You are viewing a plain text version of this content. The canonical link for it is here.
Posted to common-dev@hadoop.apache.org by Alex Zheng <al...@gmail.com> on 2009/03/15 12:45:32 UTC
what is the relation between the classes at the very beginning?
I am a newer for Hadoop, and am reading the code of Hadoop for a week
now i am very puzzled by the relation of so many classes after i run :
bin/start-all.sh
I know there are JobTrackerInstrumentation, JobTracker, Namenode etc so what
is the order of their initialization?
and after bin/start-all.sh and before i run any job, what exits in the
system?
thanks for your reply!
Re: what is the relation between the classes at the very beginning?

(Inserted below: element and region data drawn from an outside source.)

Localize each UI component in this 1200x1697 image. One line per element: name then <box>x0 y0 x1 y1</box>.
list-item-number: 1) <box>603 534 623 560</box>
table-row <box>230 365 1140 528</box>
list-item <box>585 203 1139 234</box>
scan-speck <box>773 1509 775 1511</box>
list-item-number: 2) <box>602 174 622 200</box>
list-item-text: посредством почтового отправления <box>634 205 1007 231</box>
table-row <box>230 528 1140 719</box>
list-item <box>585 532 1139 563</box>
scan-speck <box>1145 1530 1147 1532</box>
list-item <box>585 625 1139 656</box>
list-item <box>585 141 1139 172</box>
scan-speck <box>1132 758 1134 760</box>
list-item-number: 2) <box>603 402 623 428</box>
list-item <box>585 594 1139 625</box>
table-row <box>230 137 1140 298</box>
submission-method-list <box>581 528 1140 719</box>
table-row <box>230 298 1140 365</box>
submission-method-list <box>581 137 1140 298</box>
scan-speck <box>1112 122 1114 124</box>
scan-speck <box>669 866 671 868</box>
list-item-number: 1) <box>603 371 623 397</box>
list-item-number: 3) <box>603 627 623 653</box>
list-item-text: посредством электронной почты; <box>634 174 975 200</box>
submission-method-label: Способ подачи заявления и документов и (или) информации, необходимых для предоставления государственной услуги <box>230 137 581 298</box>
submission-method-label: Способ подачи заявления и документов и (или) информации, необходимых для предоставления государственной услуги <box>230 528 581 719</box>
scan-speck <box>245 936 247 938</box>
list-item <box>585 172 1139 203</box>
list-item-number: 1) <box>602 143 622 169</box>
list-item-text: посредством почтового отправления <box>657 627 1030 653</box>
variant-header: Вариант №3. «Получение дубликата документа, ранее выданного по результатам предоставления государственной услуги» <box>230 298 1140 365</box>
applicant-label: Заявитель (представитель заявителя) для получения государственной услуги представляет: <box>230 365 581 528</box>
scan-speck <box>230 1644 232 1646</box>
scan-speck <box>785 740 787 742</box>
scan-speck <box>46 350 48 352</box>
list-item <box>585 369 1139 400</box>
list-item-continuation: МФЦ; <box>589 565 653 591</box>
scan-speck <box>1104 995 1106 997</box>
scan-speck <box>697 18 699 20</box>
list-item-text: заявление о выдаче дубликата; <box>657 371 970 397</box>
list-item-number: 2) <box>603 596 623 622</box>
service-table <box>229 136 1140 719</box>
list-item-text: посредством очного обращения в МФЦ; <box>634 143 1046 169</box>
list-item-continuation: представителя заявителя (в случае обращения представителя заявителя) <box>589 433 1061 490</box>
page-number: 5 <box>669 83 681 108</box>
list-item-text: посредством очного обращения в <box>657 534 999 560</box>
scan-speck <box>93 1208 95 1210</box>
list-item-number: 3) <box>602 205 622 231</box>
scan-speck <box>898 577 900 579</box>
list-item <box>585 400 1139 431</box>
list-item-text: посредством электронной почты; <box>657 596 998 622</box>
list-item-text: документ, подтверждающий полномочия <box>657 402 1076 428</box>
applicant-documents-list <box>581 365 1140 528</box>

Posted by Steve Loughran <st...@apache.org>.
Alex Zheng wrote:
> I am a newer for Hadoop, and am reading the code of Hadoop for a week
> now i am very puzzled by the relation of so many classes after i run :
> bin/start-all.sh
>
> I know there are JobTrackerInstrumentation, JobTracker, Namenode etc so what
> is the order of their initialization?
> and after bin/start-all.sh and before i run any job, what exits in the
> system?
>
run jps -v to see what's up and about, netstat -p to list ports in use
by the different processes.
The nodes are all designed to spin a bit waiting for their dependencies
to come up; you don't need to bring them up in a strict order (which
would be namenode-datanode(s)-jobtracker-tasktracker(s)) for a full MR
cluster.
I have tests that poll for the various ports to be open before
submitting work, and they sometimes get unhappy if you try submitting
jobs straight after the job tracker appears live. If you are going to
spin waiting for a job tracker to be visible, I would sleep a few
seconds after it's IPC port opens up before sending in work. This is
clearly some race condition, but not anything I've sat down to look at,
as it's only a startup and a 10s sleep makes it go away